Through the power of spoken word and dialogue, students and performers honored challenged literary works and expressed their thoughts and emotions on topics such as femininity, race, gender, sex, power systems and homelessness.
The Associated Students’ Richard Oakes Multicultural Center celebrated banned books week on Thursday, Sept. 27 with performances from Hablo Rodriguez-Williams, Nickel River, Izobella Biala and Destiny Evans, along with book readings from those who wanted to join in. Free buttons, pens, postcards of murals and bookmarks of revolutionary thought were available for those who wished to express their views in the form of trinkets. Prizes were given out to those who were brave enough to read an excerpt from a book of their choice.
“The important thing about today is that we still have to remember,” said event organizer Evodie Bieni, “Every literary work presented here has a meaning and a message, and today is dedicated to letting these books speak for themselves.”
Bieni is one of the many ROMC organizers who helped set up the performances.
The event started off with Rodriguez-Williams’s latest self-published work, “Angry Sadboi Thots,” which is dedicated to “unapologetic, gritty faggotry, and being a person of color,” Rodriguez-Williams said.
“Don’t tell me what to eat, wear, say, fuck, acknowledge, smile at, respect, worship, use for methods of healing, listen to, read, write, be angry about, watch, fight, permit, destroy, yell about,” Rodriguez-Williams expressed as he read an excerpt from “Femme Rage is Fucking Valid.” “Don’t tell me shit, especially if you ain’t shit.”
Rodriguez-Williams, a freelance writer and a self-described giggly revolutionary, has been published in Huffington Post, La Bloga and Rooted in Rights. Rodriguez-Williams is a strong advocate for disability rights for queer and trans people of color, and the unapologetic queering of femininity.
“My works are a testament to my own valid race and sadness,” Rodriguez-Williams said.
Sign language interpreters were also present, actively signing alongside speakers during their dialogues.

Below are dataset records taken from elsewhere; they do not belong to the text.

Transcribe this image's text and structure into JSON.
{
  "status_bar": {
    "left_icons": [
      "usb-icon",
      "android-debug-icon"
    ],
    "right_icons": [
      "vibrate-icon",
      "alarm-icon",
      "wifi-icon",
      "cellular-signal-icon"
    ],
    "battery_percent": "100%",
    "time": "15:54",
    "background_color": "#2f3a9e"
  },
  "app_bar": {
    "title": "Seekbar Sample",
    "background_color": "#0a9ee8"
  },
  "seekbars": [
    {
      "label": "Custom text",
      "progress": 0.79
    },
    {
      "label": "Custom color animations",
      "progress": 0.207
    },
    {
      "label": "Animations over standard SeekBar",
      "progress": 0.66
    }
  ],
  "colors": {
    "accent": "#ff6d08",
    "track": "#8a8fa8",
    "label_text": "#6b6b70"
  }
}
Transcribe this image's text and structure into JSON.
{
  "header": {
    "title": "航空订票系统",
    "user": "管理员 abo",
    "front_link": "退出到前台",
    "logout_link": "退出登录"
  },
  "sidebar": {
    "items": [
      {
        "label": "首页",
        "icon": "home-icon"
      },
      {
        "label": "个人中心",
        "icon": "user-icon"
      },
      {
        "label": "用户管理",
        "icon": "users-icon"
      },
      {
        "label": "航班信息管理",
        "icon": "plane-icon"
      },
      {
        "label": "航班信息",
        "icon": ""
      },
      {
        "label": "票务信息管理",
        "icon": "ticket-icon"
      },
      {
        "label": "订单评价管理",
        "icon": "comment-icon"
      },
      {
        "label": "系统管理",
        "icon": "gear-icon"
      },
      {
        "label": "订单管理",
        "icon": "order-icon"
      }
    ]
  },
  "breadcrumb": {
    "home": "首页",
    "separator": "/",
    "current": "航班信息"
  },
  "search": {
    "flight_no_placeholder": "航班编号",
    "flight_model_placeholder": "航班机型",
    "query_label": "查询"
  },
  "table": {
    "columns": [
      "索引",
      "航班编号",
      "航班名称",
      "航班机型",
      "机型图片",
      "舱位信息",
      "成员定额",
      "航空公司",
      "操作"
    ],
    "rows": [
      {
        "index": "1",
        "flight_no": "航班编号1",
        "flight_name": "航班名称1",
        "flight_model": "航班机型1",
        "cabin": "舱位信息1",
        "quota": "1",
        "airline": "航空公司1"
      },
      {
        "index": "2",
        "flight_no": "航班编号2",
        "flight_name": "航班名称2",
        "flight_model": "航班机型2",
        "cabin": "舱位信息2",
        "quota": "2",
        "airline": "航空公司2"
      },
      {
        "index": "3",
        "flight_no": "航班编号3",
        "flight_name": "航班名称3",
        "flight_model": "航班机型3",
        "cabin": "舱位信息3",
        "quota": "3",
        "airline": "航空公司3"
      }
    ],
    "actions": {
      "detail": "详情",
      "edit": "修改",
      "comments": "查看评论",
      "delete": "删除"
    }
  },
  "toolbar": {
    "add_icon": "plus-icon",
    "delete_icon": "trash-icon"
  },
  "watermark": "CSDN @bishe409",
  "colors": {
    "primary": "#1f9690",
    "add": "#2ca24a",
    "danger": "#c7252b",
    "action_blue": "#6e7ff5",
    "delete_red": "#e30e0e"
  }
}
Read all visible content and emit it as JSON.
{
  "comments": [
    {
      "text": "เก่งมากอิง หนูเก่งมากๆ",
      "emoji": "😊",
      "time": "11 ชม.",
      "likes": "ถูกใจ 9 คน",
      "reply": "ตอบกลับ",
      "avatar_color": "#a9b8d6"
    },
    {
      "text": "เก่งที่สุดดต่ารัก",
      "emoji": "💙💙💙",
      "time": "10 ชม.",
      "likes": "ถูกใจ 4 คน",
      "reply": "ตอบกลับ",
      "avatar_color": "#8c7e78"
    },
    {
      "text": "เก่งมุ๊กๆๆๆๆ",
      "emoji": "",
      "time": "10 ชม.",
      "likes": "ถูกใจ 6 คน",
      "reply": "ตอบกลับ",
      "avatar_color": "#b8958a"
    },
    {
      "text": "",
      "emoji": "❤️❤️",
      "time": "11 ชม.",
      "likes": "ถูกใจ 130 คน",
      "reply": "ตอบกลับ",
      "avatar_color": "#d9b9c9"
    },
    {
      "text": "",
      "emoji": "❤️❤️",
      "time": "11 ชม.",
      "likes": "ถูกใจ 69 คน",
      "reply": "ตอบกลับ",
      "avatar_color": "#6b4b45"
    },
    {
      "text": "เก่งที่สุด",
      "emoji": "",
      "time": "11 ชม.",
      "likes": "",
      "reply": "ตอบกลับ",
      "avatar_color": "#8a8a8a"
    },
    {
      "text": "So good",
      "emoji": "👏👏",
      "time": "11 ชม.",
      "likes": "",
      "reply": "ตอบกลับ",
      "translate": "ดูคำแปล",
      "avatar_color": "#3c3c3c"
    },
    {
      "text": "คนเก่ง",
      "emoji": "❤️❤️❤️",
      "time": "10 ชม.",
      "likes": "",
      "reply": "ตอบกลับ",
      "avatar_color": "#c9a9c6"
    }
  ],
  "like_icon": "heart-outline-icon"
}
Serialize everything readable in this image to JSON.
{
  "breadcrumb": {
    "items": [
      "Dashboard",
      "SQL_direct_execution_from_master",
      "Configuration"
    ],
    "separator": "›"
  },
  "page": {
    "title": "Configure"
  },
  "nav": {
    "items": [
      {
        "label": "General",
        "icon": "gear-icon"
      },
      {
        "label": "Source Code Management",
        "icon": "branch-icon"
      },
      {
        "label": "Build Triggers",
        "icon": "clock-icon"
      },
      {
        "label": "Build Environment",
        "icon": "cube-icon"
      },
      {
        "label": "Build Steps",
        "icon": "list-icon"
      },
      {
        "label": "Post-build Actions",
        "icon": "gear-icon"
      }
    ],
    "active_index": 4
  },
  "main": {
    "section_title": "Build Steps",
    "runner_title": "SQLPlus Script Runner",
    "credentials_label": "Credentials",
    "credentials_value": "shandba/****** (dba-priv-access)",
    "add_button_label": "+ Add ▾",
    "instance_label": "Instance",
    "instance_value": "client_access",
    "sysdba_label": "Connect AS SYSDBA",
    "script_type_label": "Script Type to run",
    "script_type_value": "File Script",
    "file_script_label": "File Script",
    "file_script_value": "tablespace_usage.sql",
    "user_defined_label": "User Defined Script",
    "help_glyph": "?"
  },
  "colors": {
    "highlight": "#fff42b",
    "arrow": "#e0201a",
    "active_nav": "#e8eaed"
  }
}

Destiny Evans, a black, queer storyteller and poet from Oakland, who describes herself as sometimes socially awkward, performed her works “Summer” and “Things to Never Say on a First Date.” Biala shared works from her scene “Act Like a Lady,” which included topics such as the intersectionality of her own gender, race and sexuality. River, an SF State student from the pre-gentrified Mission, performed several of her works, including “Brownness,” “Home” and a new, untitled piece that she previewed.
Between speakers, students had the opportunity to read an excerpt from a book of their choice. Those brave enough received a goodie bag of prizes.
One of the students was Kermino Gumdan, who read an excerpt from “The Alchemist” by Paulo Coelho.
“There was two thieves plotting that day, who were planning to steal the boy’s sheets and murder him,” Gumdan read. “Since the boy had passed by, they had decided to move on.”
Gumdan chose the book he read from his freshman year, describing how the text weighed heavily on him, and that going up there and finding the courage to read was a personal achievement for him.
“When I was younger, I was jumped,” Gumdan said. “For a while, I was afraid to come to terms with myself until I read this book. Those pages, they gave me hope.”
Banned books week wasn’t only celebrated by the ROMC. The J Paul. Leonard Library featured a The J Paul. Leonard LibraryThe J Paul. Leonard Librarycautioned off bookshelf on the first floor lobby and cased off books on the fourth floor from Sept. 23-29, which gave students the opportunity to take a “mugshot” selfie for being caught reading banned books.